Android常用开源网络框架(一)—— Volley篇
在Android开发中,网络请求是最重要的模块之一,Android中大部分网络请求使用的是HTTP连接,包括原生的HttpClient和HttpUrlConnection两种访问网络方式。需要注意的是,HttpClient方式在Android6.0以后,很多类已经不支持了。
目前主流的开源网络框架,主要有OkHttp,Volley,Retrofit三种,我本人在短暂的开发经历中基本也只接触过这几个,在此简单分析这三个框架,仅作为本人记录。
Volley框架
Volley框架是由Google在2013年发布的较为轻量级的网络框架,主要适用于处理请求次数较多,量级较小的网络请求。
一、Volley使用方式
Volley的使用方式十分简单,主要分为以下几步:
Step1: 引入Volley(Android Studio)
方法一:在项目的build.gradle 添加依赖
implementation 'com.mcxiaoke.volley:library:1.0.+'
方法二:引入volley.jar包
方法三:通过git下载volley包,之后添加为项目的module,并为主工程添加依赖
需要注意的是,如果Volley返回Object,需要对其进行解析,转换为Gson对象,那么还需要引入Gson依赖
implementation 'com.google.code.gson:gson:2.8.2'
注:引入的版本根据sdk版本而定
Step2: 创建请求队列实例
requestQueue = Volley.newRequestQueue(context);
一般而言,请求队列不需要每次进行网络请求时创建,通常一个Activity创建一个,或者对于较少请求的轻量级的应用,也可以一个应用只创建一个请求队列,主要视请求的多少而定。
Step3: 创建请求Request
Volley本身已封装好几种常用的Request,包括StringRequest,JsonRequest,JsonObjectRequest,JsonArrayRequest
值得一提的是,Volley封装了ImageLoader和ImageRequest,可以方便地支持图片的获取和加载,不需要额外自己添加图片的加载
以StringRequest为例,创建Request的代码也十分简单:
StringRequest stringRequest = new StringRequest(url, new Listener<String>() {
@Override
public void onResponse(String response) {
Log.e("xxxx", "onStringResponse: " + response);
}
}, new ErrorListener() {
@Override
public void onErrorResponse(VolleyError error) {
Log.e("xxxx", "onStringErrorResponse: " + error);
}
});
Step4: 将请求加入请求队列
requestQueue.add(stringRequest);
经过以上几个步骤,就可以实现网络请求,成功和失败结果均返回。
二、Volley源码分析
Volley作为一个轻量级的网络框架,源码实际上并不复杂,接下来将针对其主要的代码进行分析。
1. Volley.java 的主要代码分析
图中截出的就是我们在使用Volley时的第一步创建请求队列的代码,事实上Volley文件中也只有这一个重要的函数,主要步骤如下:
public static RequestQueue newRequestQueue(Context context, HttpStack stack, int maxDiskCacheBytes) {
File cacheDir = new File(context.getCacheDir(), DEFAULT_CACHE_DIR);
String userAgent = "volley/0";
try {
String packageName = context.getPackageName();
PackageInfo info = context.getPackageManager().getPackageInfo(packageName, 0);
userAgent = packageName + "/" + info.versionCode;
} catch (NameNotFoundException e) {
}
if (stack == null) {
if (Build.VERSION.SDK_INT >= 9) {
stack = new HurlStack();
} else {
// Prior to Gingerbread, HttpUrlConnection was unreliable.
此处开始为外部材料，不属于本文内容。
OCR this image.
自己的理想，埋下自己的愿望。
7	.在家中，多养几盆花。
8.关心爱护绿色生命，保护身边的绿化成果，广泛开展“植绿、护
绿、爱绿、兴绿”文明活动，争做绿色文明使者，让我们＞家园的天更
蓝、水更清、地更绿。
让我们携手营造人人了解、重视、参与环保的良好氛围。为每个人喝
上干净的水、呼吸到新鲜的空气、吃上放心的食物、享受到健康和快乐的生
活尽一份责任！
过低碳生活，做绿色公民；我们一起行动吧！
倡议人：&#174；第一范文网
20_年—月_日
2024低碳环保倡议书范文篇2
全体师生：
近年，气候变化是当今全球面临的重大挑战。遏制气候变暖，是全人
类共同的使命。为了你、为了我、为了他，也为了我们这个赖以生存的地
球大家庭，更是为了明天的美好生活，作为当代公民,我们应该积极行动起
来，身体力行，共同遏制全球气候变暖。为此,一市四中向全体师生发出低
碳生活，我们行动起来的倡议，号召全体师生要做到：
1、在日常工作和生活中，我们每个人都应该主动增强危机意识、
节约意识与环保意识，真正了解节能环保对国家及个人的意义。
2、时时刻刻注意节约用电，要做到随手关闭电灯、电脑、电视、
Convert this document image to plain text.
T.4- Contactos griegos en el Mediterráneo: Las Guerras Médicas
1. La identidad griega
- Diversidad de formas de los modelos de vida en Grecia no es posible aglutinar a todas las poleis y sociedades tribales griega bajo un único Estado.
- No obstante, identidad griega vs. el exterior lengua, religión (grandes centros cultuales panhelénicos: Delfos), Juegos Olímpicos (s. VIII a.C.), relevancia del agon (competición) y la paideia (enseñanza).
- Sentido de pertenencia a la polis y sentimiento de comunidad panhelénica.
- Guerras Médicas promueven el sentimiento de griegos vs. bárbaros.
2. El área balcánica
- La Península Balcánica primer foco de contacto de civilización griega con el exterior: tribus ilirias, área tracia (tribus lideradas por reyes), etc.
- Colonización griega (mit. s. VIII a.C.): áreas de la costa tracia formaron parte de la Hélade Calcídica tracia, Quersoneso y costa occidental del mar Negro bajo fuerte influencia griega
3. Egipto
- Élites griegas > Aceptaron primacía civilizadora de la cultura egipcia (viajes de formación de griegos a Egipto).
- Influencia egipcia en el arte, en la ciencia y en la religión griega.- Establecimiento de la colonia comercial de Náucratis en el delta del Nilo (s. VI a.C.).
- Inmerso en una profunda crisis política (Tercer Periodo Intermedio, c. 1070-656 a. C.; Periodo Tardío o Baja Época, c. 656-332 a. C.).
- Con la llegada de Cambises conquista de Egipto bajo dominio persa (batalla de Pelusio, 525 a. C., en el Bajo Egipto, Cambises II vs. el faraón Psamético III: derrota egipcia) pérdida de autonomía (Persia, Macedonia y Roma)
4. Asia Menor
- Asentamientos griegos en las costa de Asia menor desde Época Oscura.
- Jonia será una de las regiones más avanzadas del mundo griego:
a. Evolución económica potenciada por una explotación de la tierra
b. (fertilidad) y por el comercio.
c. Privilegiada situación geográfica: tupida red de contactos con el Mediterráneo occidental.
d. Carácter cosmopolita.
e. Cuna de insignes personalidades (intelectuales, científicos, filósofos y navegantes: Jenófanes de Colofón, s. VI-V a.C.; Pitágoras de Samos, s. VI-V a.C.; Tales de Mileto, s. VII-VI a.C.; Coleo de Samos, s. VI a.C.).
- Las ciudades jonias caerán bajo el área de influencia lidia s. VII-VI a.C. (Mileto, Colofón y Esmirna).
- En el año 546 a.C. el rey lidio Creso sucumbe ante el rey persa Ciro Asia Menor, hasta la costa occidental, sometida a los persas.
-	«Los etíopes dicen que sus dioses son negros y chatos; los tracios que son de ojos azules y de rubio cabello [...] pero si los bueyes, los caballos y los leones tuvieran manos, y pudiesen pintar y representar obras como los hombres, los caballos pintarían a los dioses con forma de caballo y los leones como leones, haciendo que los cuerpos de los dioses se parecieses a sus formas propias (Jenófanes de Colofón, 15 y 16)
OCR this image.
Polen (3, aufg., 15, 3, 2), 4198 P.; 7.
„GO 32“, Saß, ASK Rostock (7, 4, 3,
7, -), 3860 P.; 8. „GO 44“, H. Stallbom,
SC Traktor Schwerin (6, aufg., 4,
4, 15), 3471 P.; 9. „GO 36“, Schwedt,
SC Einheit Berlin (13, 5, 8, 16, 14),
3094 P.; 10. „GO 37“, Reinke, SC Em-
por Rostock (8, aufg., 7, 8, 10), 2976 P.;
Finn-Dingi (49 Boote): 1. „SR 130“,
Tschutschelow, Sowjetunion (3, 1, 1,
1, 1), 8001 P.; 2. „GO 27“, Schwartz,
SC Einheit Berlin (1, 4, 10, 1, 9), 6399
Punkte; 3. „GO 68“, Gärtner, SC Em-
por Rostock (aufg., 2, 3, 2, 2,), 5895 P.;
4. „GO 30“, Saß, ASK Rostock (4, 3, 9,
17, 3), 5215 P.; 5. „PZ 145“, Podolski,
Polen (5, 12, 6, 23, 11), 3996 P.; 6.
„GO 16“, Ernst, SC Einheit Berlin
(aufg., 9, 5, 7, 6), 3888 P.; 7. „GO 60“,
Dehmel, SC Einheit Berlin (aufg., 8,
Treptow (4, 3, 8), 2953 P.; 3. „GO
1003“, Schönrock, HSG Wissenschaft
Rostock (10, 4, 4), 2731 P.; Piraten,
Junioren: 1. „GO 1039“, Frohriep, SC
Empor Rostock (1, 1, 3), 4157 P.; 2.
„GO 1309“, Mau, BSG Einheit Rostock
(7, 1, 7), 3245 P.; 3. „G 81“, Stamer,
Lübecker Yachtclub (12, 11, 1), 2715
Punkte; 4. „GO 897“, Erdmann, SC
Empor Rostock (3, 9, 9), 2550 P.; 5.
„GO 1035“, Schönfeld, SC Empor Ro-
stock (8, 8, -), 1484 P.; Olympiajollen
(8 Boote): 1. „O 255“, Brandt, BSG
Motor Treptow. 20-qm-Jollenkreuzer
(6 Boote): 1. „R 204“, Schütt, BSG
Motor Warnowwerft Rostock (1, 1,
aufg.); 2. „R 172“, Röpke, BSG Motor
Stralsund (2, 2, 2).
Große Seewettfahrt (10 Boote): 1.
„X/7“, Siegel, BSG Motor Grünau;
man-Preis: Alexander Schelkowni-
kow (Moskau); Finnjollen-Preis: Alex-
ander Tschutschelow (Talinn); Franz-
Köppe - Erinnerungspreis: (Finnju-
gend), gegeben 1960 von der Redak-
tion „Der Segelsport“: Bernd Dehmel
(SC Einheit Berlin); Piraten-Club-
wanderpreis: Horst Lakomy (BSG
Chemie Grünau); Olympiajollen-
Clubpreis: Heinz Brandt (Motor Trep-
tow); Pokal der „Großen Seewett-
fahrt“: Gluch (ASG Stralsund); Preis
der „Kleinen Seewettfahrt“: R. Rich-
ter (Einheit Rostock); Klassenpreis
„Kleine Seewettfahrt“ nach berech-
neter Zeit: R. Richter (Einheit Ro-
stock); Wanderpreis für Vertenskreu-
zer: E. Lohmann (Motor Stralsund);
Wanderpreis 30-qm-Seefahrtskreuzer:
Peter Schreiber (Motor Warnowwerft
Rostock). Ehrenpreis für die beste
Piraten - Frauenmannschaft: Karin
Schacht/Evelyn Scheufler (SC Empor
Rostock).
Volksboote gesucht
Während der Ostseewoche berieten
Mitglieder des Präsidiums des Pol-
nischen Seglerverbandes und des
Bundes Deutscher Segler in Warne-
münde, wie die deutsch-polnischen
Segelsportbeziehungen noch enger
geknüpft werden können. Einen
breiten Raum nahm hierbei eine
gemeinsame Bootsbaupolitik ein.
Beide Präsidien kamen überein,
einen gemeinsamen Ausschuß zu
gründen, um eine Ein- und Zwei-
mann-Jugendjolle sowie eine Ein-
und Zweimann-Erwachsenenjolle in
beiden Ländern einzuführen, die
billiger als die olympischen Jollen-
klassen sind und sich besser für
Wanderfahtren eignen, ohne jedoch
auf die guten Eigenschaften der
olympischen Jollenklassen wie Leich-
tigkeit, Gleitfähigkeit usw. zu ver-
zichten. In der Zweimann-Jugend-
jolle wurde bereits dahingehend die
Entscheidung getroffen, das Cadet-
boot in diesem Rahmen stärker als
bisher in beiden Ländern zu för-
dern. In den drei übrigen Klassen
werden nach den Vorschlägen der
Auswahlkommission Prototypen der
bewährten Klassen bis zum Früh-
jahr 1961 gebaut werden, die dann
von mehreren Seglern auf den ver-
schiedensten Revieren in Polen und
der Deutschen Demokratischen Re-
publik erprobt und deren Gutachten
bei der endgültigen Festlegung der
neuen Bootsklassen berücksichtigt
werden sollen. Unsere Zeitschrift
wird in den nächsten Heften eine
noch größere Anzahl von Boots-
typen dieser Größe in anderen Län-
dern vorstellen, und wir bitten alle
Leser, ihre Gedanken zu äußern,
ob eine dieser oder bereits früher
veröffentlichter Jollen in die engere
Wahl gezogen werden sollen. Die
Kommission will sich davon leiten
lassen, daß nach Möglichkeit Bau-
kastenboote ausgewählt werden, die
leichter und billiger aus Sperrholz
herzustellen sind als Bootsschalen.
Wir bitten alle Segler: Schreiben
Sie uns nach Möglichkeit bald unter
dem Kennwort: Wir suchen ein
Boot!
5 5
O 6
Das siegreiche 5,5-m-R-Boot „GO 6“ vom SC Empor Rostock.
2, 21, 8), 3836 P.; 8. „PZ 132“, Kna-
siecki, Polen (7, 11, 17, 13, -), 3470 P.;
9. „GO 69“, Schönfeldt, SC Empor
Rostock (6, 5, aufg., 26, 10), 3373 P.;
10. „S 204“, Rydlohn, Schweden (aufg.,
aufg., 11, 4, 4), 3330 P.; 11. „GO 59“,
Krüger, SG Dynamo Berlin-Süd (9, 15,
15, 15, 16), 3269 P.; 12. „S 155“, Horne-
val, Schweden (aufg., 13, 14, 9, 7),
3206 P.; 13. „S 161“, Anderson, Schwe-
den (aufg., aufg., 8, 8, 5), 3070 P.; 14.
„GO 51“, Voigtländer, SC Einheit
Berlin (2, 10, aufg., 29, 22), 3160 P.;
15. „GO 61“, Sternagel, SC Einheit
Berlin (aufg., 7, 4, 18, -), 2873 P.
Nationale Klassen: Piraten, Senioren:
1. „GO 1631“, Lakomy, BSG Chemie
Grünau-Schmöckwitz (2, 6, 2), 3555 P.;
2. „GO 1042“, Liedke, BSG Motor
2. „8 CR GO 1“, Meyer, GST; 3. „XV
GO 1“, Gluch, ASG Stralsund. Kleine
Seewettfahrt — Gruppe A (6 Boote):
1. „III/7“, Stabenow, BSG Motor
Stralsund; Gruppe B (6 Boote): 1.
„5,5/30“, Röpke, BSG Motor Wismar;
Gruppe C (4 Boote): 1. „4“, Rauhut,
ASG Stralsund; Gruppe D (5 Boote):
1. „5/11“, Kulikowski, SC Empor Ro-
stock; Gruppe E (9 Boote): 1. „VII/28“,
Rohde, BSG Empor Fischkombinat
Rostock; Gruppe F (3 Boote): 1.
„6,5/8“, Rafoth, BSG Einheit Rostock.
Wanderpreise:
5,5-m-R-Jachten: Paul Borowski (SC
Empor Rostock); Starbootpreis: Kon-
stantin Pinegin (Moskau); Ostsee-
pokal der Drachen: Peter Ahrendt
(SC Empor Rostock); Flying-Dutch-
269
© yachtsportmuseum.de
// See: http://android-developers.blogspot.com/2011/09/androids-http-clients.html
stack = new HttpClientStack(AndroidHttpClient.newInstance(userAgent));
}
}
Network network = new BasicNetwork(stack);
RequestQueue queue;
if (maxDiskCacheBytes <= -1)
{
// No maximum size specified
queue = new RequestQueue(new DiskBasedCache(cacheDir), network);
}
else
{
// Disk cache size specified
queue = new RequestQueue(new DiskBasedCache(cacheDir, maxDiskCacheBytes), network);
}
queue.start();
return queue;
}
- 创建了一个用于存储Volley缓存的文件,使用的是默认的缓存路径,然后获取包名、包的信息以及用户信息等
- 根据sdk版本,sdk版本大于等于9的,即Android系统2.3版本以上,创建HurlStack,9以下创建HttpClientStack
- 创建了请求队列,maxDiskCacheBytes指的是缓存的最大容量,在创建队列时如果定义了该参数,则按指定的容量,否则缓存容量为按照默认的-1
- RequestQueue.start()
2. RequestQueue的代码分析部分
RequestQueue最重要的是add和start两个函数。
start函数:
/**
* Starts the dispatchers in this queue.
*/
public void start() {
stop(); // Make sure any currently running dispatchers are stopped.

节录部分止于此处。